You should be aware of a number of global defaults:
Memory per job = 4GB, user can specify more via --mem
Core per job = 2, user can specify more via --cpus-per-task
Walltime = varies by partitions, check https://sc.stanford.edu/ (Partition). Most are 7days, user can specify upto 21days via --time
We see many users wrap their interactive jobs with screen or tmux so they can detach and re-attach later. While this is a feasible use case, we want to state that if there's any network interruption between the headnode (sc) and the compute nodes (and they do happen occasionally), these jobs will get cancelled automatically by Slurm. Jobs submitted via sbatch on the other hand, can better sustain these kind of interruptions.
Virtual Environment for Python:
Almost all users are using some kind of virtual python environment, either virtualenv, anaconda, miniconda, etc. We install a small number of default python packages to get things going, but you are responsible for creating your own environment.

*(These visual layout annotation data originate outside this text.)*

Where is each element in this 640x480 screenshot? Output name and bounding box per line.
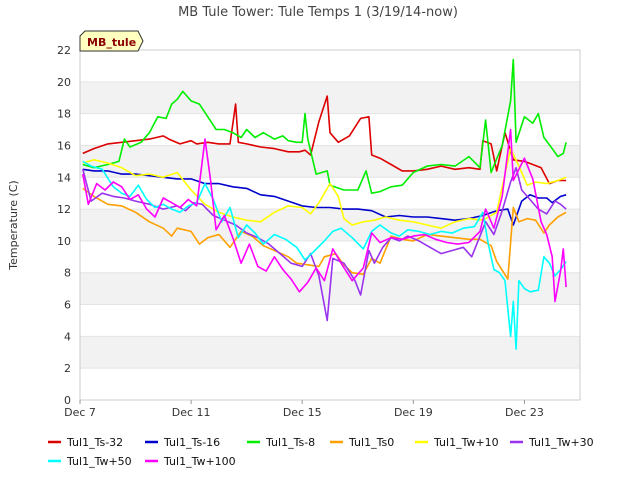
grid-band <box>80 145 580 178</box>
y-tick-label: 4 <box>64 330 71 343</box>
series-lines <box>82 58 567 350</box>
legend-label: Tul1_Tw+30 <box>528 436 594 449</box>
grid-band <box>80 368 580 400</box>
legend-item: Tul1_Tw+50 <box>48 455 132 468</box>
legend-label: Tul1_Tw+100 <box>163 455 236 468</box>
legend-item: Tul1_Ts-32 <box>48 436 123 449</box>
grid-band <box>80 336 580 369</box>
y-tick-labels: 0 2 4 6 8 10 12 14 16 18 20 22 <box>57 44 71 407</box>
y-tick-label: 14 <box>57 171 71 184</box>
series-line-tul1-tw-50 <box>82 160 567 350</box>
grid-band <box>80 50 580 82</box>
y-tick-label: 2 <box>64 362 71 375</box>
chart-title: MB Tule Tower: Tule Temps 1 (3/19/14-now… <box>178 5 458 20</box>
grid-band <box>80 304 580 337</box>
plot-area-border <box>79 49 581 401</box>
y-tick-label: 0 <box>64 394 71 407</box>
legend-item: Tul1_Tw+10 <box>415 436 499 449</box>
badge-box <box>79 30 144 52</box>
y-tick-label: 22 <box>57 44 71 57</box>
legend-label: Tul1_Ts0 <box>348 436 394 449</box>
legend-label: Tul1_Ts-32 <box>66 436 123 449</box>
series-line-tul1-tw-30 <box>82 166 567 322</box>
legend: Tul1_Ts-32 Tul1_Ts-16 Tul1_Ts-8 Tul1_Ts0 Tul… <box>48 436 594 468</box>
legend-item: Tul1_Ts0 <box>330 436 394 449</box>
y-tick-label: 18 <box>57 108 71 121</box>
y-tick-label: 20 <box>57 76 71 89</box>
badge-label: MB_tule <box>87 36 136 49</box>
y-tick-label: 8 <box>64 267 71 280</box>
legend-label: Tul1_Ts-16 <box>163 436 220 449</box>
legend-item: Tul1_Tw+100 <box>145 455 236 468</box>
x-tick-label: Dec 19 <box>394 406 433 419</box>
y-tick-label: 6 <box>64 299 71 312</box>
series-line-tul1-ts-8 <box>82 58 567 194</box>
legend-label: Tul1_Tw+10 <box>433 436 499 449</box>
x-tick-labels: Dec 7 Dec 11 Dec 15 Dec 19 Dec 23 <box>64 400 544 419</box>
legend-label: Tul1_Ts-8 <box>265 436 315 449</box>
y-tick-label: 16 <box>57 139 71 152</box>
legend-label: Tul1_Tw+50 <box>66 455 132 468</box>
y-tick-label: 12 <box>57 203 71 216</box>
x-tick-label: Dec 15 <box>283 406 322 419</box>
x-tick-label: Dec 11 <box>172 406 211 419</box>
x-tick-label: Dec 23 <box>505 406 544 419</box>
series-line-tul1-tw-10 <box>82 147 567 229</box>
legend-item: Tul1_Ts-8 <box>247 436 315 449</box>
legend-item: Tul1_Ts-16 <box>145 436 220 449</box>
badge: MB_tule <box>79 30 144 52</box>
y-axis-label: Temperature (C) <box>7 180 20 270</box>
series-line-tul1-ts0 <box>82 187 567 280</box>
series-line-tul1-ts-16 <box>82 168 567 226</box>
grid-band <box>80 81 580 114</box>
x-tick-label: Dec 7 <box>64 406 96 419</box>
series-line-tul1-tw-100 <box>82 128 567 303</box>
y-tick-label: 10 <box>57 235 71 248</box>
legend-item: Tul1_Tw+30 <box>510 436 594 449</box>
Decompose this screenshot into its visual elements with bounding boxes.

At the moment, CUDA 9.0 is the default across the cluster. But each group (partition) can have their own default. Contact us if you think your group is ready for a new version of CUDA, which can be added (multiple CUDA versions can co-exist). This often requires GPU driver update, which requires a reboot on all of the nodes.
Do not run iPython/Jupyter notebook on the headnode (can cause memory spikes). Instead, do that via one of the compute nodes.
srun -p mypartition --pty bash (add --gres=gpu:1 if you need GPU)
export XDG_RUNTIME_DIR="" (important)
jupyter-notebook --no-browser --port=8880 --ip='0.0.0.0'
Follow the result URL on your browser to open up your notebook.
Extra-credit: If you do this often, you can easily convert the above into a script and use sbatch to run it in batch mode.